Réunion du 8 janvier 2008 à 22h00
Rétention de sûreté et déclaration d'irresponsabilité pénale pour cause de trouble mental — Reprise de la discussion

Photo issue du site de l'Assemblée nationale ou de WikipediaDominique Orliac :

Tous ces faits atroces ont suscité une réelle émotion dans l'opinion publique, émotion – je le redis ici – assurément légitime. Mais l'émotion ne peut pas et ne doit pas guider notre politique pénale ! (Exclamations sur les bancs du groupe de l'Union pour un mouvement populaire.) Celle-ci, pour être efficace, doit être le fruit d'une réflexion associant tous les spécialistes de la justice, de la prison et de la psychiatrie.

Votre texte, madame la garde des sceaux, est un leurre dans la mesure où il est bâti ni sur la réflexion, ni sur l'expertise, mais d'abord sur l'émotion. Et du discours qui associe émotion et populisme à l'illusion législative, il n'y a qu'un pas que vous franchissez, il faut bien le reconnaître, de la façon la plus décomplexée qui soit.

En voulant apporter de fausses bonnes réponses aux victimes et à leur famille, vous oubliez totalement le délinquant, et c'est alors que vous faites fausse route.

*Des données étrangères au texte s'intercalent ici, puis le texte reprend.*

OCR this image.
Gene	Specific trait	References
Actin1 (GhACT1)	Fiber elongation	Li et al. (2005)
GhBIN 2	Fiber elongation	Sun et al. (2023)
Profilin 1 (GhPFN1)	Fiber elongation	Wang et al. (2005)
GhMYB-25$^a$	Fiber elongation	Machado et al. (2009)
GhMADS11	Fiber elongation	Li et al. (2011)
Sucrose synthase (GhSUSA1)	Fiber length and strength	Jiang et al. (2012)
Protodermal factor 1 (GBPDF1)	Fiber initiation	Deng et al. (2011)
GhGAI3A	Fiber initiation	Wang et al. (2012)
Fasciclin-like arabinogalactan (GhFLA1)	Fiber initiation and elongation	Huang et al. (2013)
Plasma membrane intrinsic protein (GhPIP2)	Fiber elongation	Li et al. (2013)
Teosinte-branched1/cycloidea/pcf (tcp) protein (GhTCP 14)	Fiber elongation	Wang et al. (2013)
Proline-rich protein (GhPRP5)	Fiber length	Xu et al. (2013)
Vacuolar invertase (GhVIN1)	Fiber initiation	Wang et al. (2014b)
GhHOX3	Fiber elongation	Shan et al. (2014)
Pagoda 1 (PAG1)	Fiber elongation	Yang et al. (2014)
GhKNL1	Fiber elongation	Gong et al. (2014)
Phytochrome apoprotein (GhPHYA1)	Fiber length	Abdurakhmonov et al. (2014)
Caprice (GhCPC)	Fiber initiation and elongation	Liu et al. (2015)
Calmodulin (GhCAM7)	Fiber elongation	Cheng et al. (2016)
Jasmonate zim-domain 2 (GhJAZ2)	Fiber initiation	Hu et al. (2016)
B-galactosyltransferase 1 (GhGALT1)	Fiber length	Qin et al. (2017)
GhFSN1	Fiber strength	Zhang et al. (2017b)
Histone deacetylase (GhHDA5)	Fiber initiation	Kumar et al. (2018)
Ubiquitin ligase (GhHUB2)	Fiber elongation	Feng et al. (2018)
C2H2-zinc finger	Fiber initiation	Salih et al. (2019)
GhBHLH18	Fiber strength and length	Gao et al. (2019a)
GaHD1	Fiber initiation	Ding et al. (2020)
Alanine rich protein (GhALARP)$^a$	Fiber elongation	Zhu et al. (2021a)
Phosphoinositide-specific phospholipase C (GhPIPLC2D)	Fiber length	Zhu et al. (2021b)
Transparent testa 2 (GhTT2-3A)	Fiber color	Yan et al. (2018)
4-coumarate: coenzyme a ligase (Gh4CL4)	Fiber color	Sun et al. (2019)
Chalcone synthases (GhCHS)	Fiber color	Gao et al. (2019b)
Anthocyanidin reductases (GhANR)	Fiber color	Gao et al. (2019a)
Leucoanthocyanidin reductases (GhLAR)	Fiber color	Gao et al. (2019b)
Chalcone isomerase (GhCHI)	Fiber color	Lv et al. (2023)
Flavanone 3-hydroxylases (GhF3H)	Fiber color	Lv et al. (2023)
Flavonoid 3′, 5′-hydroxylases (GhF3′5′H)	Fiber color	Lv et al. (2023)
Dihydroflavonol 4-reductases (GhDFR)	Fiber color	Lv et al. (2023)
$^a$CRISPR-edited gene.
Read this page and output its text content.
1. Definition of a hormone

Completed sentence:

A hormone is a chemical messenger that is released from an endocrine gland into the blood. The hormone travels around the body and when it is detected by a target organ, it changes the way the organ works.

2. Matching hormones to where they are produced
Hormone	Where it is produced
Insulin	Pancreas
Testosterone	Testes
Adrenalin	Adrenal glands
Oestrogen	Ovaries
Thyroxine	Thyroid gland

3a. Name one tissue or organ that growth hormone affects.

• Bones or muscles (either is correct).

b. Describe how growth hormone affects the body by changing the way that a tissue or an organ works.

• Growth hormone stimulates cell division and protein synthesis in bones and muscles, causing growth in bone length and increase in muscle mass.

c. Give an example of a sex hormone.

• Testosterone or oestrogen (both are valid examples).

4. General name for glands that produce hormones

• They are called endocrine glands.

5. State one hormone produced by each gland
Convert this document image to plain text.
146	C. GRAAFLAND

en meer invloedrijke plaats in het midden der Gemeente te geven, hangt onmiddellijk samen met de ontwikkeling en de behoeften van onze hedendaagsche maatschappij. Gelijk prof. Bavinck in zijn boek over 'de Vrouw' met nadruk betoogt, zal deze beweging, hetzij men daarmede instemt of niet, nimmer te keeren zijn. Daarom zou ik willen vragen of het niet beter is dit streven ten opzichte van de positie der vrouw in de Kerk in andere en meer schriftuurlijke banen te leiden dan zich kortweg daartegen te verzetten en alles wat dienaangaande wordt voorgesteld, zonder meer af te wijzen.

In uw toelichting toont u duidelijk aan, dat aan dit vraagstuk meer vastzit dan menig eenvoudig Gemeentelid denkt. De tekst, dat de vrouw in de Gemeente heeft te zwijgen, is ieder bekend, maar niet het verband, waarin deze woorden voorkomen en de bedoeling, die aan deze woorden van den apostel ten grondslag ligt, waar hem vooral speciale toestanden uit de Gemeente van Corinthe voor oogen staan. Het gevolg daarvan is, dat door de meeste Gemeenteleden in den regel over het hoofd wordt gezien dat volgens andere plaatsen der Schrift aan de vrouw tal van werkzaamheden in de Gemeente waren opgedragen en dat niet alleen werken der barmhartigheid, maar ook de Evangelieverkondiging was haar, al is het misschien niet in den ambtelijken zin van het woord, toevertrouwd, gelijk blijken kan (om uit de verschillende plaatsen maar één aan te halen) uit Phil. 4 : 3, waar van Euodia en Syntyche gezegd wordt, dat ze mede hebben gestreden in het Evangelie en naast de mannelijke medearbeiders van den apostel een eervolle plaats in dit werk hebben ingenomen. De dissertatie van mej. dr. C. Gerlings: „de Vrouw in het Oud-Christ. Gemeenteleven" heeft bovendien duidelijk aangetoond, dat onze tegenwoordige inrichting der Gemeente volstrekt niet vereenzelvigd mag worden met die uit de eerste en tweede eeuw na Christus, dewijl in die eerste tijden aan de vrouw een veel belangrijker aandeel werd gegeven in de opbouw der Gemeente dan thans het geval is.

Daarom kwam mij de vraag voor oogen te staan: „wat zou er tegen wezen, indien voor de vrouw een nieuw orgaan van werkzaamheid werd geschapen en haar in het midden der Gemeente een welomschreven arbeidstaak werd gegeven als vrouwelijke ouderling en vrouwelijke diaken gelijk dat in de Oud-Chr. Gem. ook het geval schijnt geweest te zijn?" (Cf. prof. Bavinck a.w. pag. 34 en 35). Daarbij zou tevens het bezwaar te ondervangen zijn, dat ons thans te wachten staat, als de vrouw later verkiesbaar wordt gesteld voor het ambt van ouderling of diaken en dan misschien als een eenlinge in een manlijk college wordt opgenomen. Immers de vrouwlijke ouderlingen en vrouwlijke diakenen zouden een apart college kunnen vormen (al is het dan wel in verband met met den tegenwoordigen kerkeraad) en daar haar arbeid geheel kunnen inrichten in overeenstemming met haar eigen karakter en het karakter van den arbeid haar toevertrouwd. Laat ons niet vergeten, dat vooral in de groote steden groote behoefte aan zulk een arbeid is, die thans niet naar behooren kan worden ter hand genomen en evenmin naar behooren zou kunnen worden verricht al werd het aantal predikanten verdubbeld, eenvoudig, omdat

À la raison, à l'éducation ou encore aux soins, vous préférez l'enfermement prolongé, et donc le chemin le plus court, celui de la facilité et du manichéisme simplificateur, celui-là même qui oppose dans votre discours « prédateurs » et « victimes », « coupables » et « innocents », bref les « méchants » contre les « gentils ». (Exclamations sur les bancs du groupe de l'Union pour un mouvement populaire.)

Or, contrairement à ce que l'on peut entendre dans votre majorité, prendre en compte les premiers n'a jamais signifié abandonner les seconds. Vous faites le choix totalement inverse en rédigeant un texte à destination des seules victimes. De même en postulant que la sécurité absolue repose sur une prédiction de dangerosité, tout condamné devient pour vous un potentiel récidiviste, qu'il faut à tout prix neutraliser, au-delà même de la durée de sa peine, et donc au mépris de la présomption d'innocence et de sa possible réinsertion.

Cette illusion de sécurité absolue remet alors en question les libertés fondamentales puisqu'elle vise à tenir enfermés des citoyens qui ont purgé leurs peines et qui n'ont commis aucune nouvelle infraction. On voit donc que l'instauration d'un tel dispositif repose sur une véritable philosophie de l'enfermement, qui, sous prétexte de lutter contre la récidive, impose une législation uniquement répressive et attentatoire aux libertés publiques. (Exclamations sur les bancs du groupe de l'Union pour un mouvement populaire.) Il s'agit, ni plus ni moins, de procéder à des enfermements préventifs sur la base d'une présomption d'infraction à venir. Ce glissement d'une justice de responsabilité vers une justice de dangerosité n'est pas acceptable ! (Même mouvement.)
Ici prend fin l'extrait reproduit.